There’s no denying the fact that having Pakistan as a friend rather than an enemy makes it easier for America to protect its national security interests. However, the relationship must be a two-way street, with both sides compromising. After all, the goal is to end global terrorism, and that means taking the fight to the terrorists where they live — Pakistan and Afghanistan.
The United States and its NATO allies have paid a heavy human and financial price to establish a stable, democratic government in Afghanistan and to keep the Islamic extremists Taliban from again taking over the country.
In the Sept. 11, 2001, terrorist attacks on America’s homeland, most of the murderers were from Saudi Arabia but were trained in Afghanistan by al-Qaida, which had been given safe haven by the then Taliban rulers.
Shortly after 9/11, a military invasion was launched by a U.S.-led coalition that resulted in the Taliban being ousted and al-Qaida, then led by Obama bin Laden, being chased out of the country. The Taliban and al-Qaida ended up in the mountainous region between Afghanistan and Pakistan.
And that’s where the United States has been concentrating its drone attacks, which have become one of the causes of the strained relationship with Pakistan. The Pakistanis are also still smarting from the murder last year of bin Laden — he had been living deep inside Pakistan for more than six years — by U.S. Navy SEALS. The Obama administration did not alert the government in Islamabad to the operation.
But the accidental bombing of two military posts in Pakistan that killed 24 soldiers and injured 15 has become a major point of contention for Prime Minister Yousuf Raza Gilani and the government. Parliament is currently reviewing the relationship with Washington and is expected to make recommendations for future ties.

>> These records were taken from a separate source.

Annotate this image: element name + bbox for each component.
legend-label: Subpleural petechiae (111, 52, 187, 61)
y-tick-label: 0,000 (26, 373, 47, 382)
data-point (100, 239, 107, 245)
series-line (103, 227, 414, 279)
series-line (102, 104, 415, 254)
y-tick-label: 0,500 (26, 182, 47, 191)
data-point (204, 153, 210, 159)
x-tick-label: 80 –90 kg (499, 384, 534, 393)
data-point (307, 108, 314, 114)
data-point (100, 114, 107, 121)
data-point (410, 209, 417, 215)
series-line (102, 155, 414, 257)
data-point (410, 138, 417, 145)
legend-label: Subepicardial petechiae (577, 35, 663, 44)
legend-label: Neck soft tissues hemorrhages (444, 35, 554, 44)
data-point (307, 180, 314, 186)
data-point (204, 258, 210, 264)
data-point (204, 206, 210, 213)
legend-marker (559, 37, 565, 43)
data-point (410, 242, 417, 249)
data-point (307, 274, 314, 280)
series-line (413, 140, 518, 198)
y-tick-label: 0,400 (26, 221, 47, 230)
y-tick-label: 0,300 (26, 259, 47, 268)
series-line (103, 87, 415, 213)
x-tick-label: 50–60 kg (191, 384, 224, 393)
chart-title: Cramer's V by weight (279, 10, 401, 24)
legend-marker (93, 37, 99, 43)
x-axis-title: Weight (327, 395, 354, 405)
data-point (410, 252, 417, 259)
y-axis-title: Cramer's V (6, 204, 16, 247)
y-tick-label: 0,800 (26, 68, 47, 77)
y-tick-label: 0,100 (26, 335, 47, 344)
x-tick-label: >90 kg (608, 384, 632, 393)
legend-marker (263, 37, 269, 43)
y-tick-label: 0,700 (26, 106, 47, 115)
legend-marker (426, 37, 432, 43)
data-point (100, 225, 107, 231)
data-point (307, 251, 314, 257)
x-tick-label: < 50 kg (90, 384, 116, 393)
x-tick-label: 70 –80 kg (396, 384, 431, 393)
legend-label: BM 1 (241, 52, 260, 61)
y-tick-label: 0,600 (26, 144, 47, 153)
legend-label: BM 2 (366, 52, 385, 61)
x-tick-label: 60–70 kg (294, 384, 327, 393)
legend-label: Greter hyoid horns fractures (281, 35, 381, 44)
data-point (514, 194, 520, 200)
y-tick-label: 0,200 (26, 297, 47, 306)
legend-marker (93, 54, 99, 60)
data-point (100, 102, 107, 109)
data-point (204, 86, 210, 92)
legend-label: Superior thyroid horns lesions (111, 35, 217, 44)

Of concern to the U.S. is the willingness of the people of Pakistan, who should be benefiting from billions of dollars in foreign aid, to buy into the idea that the NATO attack was orchestrated by the Americans. It shows that while President Obama, and before him President George W. Bush, publicly hailed the close ties between the two countries, the reality on the ground is another story.
Meeting in Seoul
Obama, who was in Seoul, South Korea, this week for the nuclear security summit, met with Gilani and emphasized that it was important for the two countries to get their partnership right.
“There have been times — I think we should be frank — in the last several months where those relationships have experienced strains,” the president said.
He expressed the hope that the review of the relationship will result in a “balanced approach that respects Pakistan’s sovereignty but also respects our concerns with respect to our national security and our needs to battle terrorists who have targeted us in the past.”
The reality is that the Gilani government needs the U.S. as much as the U.S. needs Pakistan. Without American financial aid and military support, the government in Islamabad will be toppled by Islamic extremists who will not only impose sharia law, but will have control of nuclear weapons. The entire region will be destabilized.
There’s too much at stake for two allies in the battle against global terrorism to be at odds.